Kenneth Elmore (Wheelock’87), associate provost and dean of students, recalls meeting Ocasio-Cortez—“I knew her as Sandy”—when another student brought her to one of his weekly Coffee & Conversation forums. She was studying international relations at what is now the Frederick S. Pardee School of Global Studies.
“Sandy’s friend introduced her as ‘the smartest person I know,’” Elmore says. “Through frequent conversations with her, it didn’t take long for me to agree.”
“Sandy is brilliant—she is boldly curious and always present,” he adds. “She makes me think and could always see multiple sides of any issue. Sandy is also heart and real soul.
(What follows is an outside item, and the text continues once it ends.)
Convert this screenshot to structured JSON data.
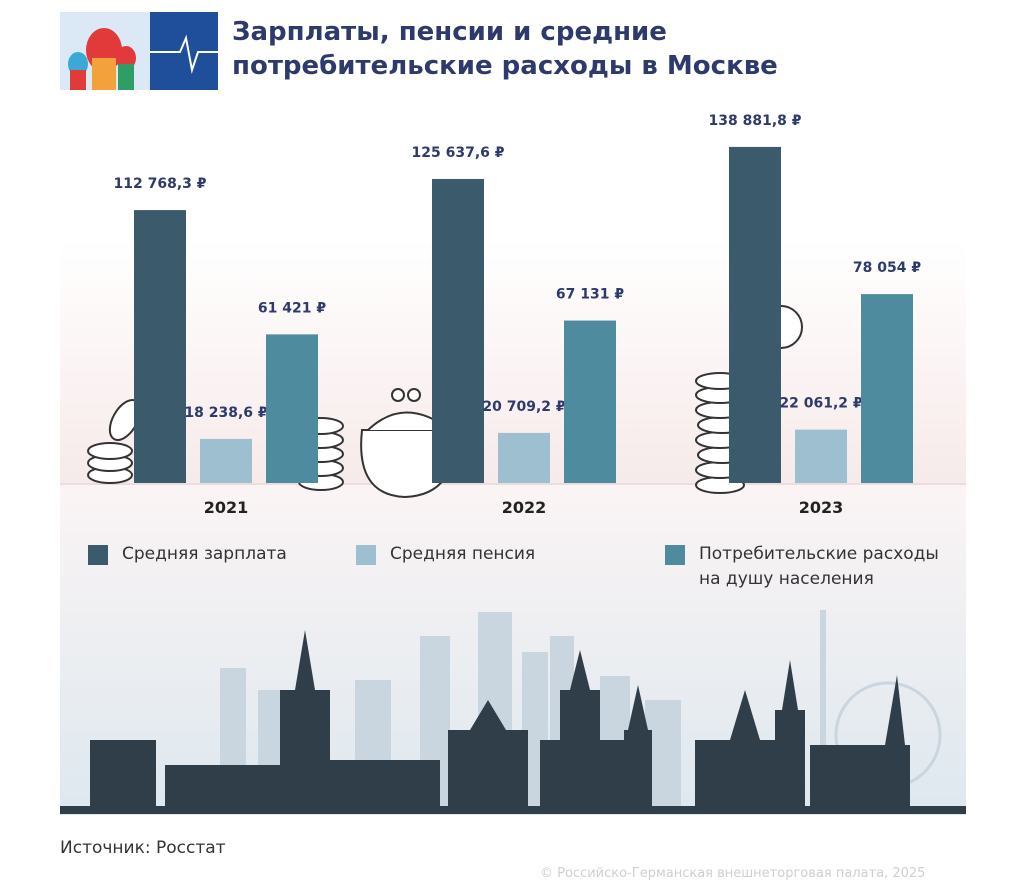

It is wonderful to see Sandy emerge as a leader—I can’t wait to see what happens when her time truly comes.”
The friend who introduced them, Mina Vahedi (Wheelock’11,’14), says she mentioned Ocasio-Cortez’s campaign to her political junkie cousin in summer 2017, who replied, “She has no chance at all.”
But Vahedi, who lived on Ocasio-Cortez’s dorm floor freshman year (“Warren Towers, 16B”), was not surprised by the political upset. “She just has this energy that’s so motivated and ready just to work and make things happen.” She recalls the pair walking through the George Sherman Union with Ocasio-Cortez and joking with her about “when you’re president one day.”
“She didn’t make it seem like it was totally out of the question,” says Vahedi, who burst into tears of happiness when a Buzzfeed news alert crossed her phone election night while she attended a concert, announcing her friend’s victory.
Raul Fernandez (COM’00, Wheelock’16), a lecturer at the Boston University Wheelock College of Education & Human Development, says that “while the political world is in shock, those of us who know Sandy best are beaming with pride, but unsurprised.” Her student years, he says, revealed a “rare combination of heart, smarts, and the ability to use her voice to bring people together,” along with a rare trait: “She listens—I mean, actually listens—when you speak.”
For example, she held back during Elmore’s weekly forums to hear others speak before sharing her views, Fernandez remembers.
The ultimate tribute may have come from her vanquished opponent. Knowing he was beaten, Crowley, a guitarist, strummed “Born to Run” and dedicated it to her.